»Da kann man nichts einklagen« Human Rights Watch warnt Homosexuelle vor WM-Reise nach Katar

Von Katars Premier erhielt Bundesinnenministerin Faeser zuletzt eine »Sicherheitsgarantie« für LGBT-Personen während der Fußball-WM in dem Land. Human Rights Watch äußert sich skeptisch und mahnt zu Vorsicht.
Foto: Sidhik Keerantakath / ZUMA Wire / IMAGO

Die Menschenrechtsorganisation Human Rights Watch warnt homosexuelle Personen vor einer Reise zur Fußball-Weltmeisterschaft in Katar.

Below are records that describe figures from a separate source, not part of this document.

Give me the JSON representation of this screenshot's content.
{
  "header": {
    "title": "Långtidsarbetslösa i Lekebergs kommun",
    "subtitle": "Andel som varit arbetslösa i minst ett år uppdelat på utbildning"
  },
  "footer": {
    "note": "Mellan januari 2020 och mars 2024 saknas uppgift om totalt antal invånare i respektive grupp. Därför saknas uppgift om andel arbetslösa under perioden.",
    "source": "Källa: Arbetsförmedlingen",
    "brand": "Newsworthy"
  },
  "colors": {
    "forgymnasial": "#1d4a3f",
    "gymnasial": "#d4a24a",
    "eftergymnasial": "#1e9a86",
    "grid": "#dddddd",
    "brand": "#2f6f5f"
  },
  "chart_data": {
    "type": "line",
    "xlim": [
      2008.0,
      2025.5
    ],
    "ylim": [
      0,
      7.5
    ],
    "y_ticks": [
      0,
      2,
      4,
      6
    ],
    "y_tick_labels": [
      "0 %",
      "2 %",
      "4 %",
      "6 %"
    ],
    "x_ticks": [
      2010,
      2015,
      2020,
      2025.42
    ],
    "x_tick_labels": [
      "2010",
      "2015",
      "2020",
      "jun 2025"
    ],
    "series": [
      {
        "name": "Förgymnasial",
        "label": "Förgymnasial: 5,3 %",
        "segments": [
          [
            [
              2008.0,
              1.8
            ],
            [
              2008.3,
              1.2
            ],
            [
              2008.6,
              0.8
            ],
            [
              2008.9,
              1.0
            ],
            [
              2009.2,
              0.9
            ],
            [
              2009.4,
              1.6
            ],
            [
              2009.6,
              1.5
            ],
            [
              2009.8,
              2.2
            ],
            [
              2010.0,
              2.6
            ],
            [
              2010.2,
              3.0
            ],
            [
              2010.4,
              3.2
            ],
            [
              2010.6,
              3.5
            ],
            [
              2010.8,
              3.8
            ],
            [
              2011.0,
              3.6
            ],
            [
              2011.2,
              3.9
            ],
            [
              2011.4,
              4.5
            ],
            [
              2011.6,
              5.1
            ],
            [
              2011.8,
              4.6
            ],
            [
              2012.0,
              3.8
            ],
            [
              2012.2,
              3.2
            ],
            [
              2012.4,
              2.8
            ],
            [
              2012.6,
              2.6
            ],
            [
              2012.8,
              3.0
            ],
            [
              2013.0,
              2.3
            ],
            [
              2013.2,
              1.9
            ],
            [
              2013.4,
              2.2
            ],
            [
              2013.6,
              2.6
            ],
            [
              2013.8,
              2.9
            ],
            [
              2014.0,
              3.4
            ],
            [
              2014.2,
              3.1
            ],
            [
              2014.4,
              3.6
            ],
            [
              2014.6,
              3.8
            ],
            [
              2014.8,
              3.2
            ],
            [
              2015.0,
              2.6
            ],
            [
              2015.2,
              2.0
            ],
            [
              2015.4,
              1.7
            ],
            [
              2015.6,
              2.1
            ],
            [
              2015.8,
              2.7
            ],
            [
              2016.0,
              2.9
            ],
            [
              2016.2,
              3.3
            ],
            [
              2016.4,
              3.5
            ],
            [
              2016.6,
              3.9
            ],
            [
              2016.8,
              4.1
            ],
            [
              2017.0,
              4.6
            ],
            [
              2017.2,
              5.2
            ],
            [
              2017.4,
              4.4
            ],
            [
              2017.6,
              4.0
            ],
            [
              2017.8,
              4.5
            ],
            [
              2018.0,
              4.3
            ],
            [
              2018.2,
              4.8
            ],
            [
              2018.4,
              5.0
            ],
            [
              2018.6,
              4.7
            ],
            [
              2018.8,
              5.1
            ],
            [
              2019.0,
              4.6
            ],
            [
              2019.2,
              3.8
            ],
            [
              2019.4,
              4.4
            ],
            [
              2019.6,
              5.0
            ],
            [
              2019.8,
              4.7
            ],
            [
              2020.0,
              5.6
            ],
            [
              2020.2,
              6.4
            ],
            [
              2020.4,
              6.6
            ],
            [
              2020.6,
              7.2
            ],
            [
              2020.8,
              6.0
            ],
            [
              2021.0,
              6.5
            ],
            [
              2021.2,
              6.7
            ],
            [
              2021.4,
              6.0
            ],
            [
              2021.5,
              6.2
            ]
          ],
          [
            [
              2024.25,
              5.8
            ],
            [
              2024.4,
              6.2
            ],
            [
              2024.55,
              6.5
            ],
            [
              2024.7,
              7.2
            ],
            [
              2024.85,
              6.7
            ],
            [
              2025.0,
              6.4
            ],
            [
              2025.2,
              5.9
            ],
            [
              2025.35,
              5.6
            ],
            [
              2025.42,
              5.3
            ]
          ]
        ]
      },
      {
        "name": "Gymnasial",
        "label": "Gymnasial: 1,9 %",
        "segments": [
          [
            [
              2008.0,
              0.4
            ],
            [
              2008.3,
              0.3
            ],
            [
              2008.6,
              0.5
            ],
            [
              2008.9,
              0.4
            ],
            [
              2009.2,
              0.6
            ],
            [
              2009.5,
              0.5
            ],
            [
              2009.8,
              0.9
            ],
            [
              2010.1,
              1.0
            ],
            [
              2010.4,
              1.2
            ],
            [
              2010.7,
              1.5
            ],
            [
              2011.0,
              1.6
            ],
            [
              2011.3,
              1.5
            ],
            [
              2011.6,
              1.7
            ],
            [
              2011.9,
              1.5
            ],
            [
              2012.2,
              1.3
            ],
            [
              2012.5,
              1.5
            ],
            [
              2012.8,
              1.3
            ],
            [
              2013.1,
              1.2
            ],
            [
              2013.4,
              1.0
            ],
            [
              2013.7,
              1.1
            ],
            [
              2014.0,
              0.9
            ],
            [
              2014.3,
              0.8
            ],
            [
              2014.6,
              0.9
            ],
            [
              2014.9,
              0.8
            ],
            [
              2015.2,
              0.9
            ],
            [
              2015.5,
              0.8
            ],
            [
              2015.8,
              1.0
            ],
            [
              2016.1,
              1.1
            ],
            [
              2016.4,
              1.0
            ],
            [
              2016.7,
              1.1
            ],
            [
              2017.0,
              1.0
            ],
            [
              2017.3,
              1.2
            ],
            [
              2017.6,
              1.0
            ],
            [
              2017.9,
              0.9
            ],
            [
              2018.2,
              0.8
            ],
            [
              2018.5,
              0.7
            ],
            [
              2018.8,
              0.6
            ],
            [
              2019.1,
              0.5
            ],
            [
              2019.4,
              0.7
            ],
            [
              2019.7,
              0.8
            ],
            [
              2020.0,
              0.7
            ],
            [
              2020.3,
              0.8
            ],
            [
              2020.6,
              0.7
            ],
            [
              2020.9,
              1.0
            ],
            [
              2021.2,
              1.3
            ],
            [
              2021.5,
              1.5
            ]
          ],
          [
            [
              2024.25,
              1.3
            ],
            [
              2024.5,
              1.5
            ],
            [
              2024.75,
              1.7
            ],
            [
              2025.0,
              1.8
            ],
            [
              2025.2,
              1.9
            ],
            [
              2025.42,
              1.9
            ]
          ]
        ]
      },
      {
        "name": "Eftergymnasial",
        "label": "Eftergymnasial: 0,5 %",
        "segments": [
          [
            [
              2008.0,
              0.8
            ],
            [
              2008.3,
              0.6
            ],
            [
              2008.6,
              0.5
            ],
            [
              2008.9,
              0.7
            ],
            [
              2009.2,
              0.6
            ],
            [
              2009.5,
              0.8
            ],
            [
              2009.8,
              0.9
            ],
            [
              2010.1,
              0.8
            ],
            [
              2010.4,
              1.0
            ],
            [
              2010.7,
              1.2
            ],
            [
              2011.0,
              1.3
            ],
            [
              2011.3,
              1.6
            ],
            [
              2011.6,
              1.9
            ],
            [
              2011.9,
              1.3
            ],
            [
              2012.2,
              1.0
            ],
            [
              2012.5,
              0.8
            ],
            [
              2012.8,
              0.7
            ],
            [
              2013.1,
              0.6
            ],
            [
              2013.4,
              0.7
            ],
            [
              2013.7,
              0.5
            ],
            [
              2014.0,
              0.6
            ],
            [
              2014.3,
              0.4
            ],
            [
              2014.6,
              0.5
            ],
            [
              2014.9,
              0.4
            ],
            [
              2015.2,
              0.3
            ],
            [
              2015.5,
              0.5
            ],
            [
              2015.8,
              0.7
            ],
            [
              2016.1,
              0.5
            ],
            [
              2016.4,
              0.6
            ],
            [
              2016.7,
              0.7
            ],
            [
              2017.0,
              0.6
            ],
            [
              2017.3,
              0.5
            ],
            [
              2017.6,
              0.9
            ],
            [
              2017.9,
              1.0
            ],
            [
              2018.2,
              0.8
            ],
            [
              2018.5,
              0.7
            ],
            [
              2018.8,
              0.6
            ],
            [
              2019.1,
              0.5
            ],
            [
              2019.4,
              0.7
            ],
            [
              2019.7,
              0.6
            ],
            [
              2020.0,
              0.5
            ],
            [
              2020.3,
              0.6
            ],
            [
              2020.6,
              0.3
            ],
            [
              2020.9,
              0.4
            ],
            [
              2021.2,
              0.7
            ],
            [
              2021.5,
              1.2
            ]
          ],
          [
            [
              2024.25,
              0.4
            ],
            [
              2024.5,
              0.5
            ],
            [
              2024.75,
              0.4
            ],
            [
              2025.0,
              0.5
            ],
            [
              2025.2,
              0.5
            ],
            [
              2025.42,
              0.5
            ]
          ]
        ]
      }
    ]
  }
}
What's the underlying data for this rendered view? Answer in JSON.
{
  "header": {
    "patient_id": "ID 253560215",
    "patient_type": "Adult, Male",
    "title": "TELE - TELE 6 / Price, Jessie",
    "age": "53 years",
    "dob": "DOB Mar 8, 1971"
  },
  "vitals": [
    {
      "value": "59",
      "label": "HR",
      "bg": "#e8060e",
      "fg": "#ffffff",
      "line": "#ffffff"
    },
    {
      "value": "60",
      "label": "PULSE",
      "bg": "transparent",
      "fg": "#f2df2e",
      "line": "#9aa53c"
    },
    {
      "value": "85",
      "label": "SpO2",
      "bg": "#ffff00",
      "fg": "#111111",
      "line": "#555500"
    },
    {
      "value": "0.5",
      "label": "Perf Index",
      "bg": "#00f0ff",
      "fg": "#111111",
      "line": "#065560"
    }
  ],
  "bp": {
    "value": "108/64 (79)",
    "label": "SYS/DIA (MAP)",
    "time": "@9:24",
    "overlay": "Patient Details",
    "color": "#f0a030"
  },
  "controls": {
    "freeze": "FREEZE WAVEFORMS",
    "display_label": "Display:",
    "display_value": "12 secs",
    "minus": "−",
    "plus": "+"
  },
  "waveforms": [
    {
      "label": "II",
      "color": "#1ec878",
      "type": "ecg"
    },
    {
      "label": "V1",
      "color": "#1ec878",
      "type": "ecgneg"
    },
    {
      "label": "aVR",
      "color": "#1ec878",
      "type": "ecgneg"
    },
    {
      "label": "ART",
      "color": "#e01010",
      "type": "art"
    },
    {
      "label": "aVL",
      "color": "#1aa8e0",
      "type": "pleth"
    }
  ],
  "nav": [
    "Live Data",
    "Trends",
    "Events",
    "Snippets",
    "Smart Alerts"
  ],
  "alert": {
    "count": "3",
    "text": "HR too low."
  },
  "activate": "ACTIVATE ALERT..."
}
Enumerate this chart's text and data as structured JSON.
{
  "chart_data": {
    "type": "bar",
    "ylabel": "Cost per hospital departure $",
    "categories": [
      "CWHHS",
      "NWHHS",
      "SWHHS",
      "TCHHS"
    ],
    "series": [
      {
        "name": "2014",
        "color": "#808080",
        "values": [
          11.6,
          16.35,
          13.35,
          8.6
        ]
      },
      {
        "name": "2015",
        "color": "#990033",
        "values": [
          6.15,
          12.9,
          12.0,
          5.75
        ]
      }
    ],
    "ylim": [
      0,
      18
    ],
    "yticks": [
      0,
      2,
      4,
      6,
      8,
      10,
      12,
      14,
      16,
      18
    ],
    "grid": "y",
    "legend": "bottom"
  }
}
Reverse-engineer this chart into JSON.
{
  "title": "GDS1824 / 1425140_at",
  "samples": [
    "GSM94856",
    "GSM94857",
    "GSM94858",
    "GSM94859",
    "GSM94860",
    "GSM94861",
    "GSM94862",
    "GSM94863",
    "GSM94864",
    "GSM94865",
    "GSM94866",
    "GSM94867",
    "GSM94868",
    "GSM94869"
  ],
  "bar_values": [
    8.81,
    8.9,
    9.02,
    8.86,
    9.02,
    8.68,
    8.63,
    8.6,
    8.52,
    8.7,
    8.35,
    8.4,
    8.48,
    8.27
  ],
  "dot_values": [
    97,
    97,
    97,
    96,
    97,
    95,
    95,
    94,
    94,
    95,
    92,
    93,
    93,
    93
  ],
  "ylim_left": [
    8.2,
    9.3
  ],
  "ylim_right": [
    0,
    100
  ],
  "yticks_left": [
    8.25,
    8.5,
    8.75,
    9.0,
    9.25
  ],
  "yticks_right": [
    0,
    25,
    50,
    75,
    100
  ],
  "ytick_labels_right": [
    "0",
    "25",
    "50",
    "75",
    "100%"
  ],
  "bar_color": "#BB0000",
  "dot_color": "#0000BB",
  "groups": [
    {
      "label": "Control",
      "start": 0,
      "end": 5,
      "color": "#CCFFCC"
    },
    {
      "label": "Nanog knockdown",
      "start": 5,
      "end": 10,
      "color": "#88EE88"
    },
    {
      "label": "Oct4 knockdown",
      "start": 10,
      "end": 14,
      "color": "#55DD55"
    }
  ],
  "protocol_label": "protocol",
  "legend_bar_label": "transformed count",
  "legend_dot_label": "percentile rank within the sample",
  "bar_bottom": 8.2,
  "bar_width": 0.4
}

Es bestehe »ein großes Risiko«, dass das Zeigen von gleichgeschlechtlicher Liebe »geahndet wird«, sagte Wenzel Michalski, Direktor von Human Rights Watch Deutschland bei Sky: »Egal, welche Zusicherungen es gibt. Katar ist kein Rechtsstaat. Da kann man nichts einklagen.«

Homosexualität steht im Emirat unter Strafe. Premierminister Scheich Chalid bin Chalifa Al-Thani hatte gegenüber der deutschen Innenministerin Nancy Faeser zuletzt allerdings eine »Sicherheitsgarantie« für Personen der LGBT-Community ausgesprochen. Er würde allen Homosexuellen dennoch raten, »sehr vorsichtig« zu sein, so Michalsky: »Nicht nur öffentlich und auf der Straße, sondern auch, was online betrifft. Die katarische Regierung liest bei WhatsApp mit, wenn sie möchte.«

»Ein absolutes Versagen der Fifa«

Es solle dabei auch keiner auf den Schutz des Weltverbandes Fifa oder heimischer Politiker hoffen. »Da ist eine Feigheit zu sehen«, führte der Direktor von Human Rights Watch aus: »Da kann man sich als Fußballfan nicht drauf verlassen, dass man geschützt wird, wenn man dort in Gefahr kommt.« Mögliche Maßnahmen Katars seien »hart« und würden von Stockhieben bis hin zu Gefängnisstrafen reichen.

Er erkenne in Katar »ein absolutes Versagen der Fifa«, betonte Michalsky. Der Weltverband müsse eigentlich »an die Öffentlichkeit gehen, sich distanzieren und Druck machen«. Doch das sei bislang nicht in ausreichendem Maße geschehen. Der offizielle WM-Botschafter Khalid Salman hatte Homosexualität jüngst gar als »geistigen Schaden« bezeichnet.

Katar gilt als einer der umstrittensten Gastgeber in der WM-Geschichte. Dem Emirat werden unter anderen Verstöße gegen Menschenrechte, schlechter Umgang mit den Bauarbeitern der Stadien und mangelnde Frauenrechte vorgeworfen. Erst vor wenigen Tagen hatte Human Rights Watch der Polizei in Katar die Festnahme und Misshandlung von queeren Menschen vorgeworfen.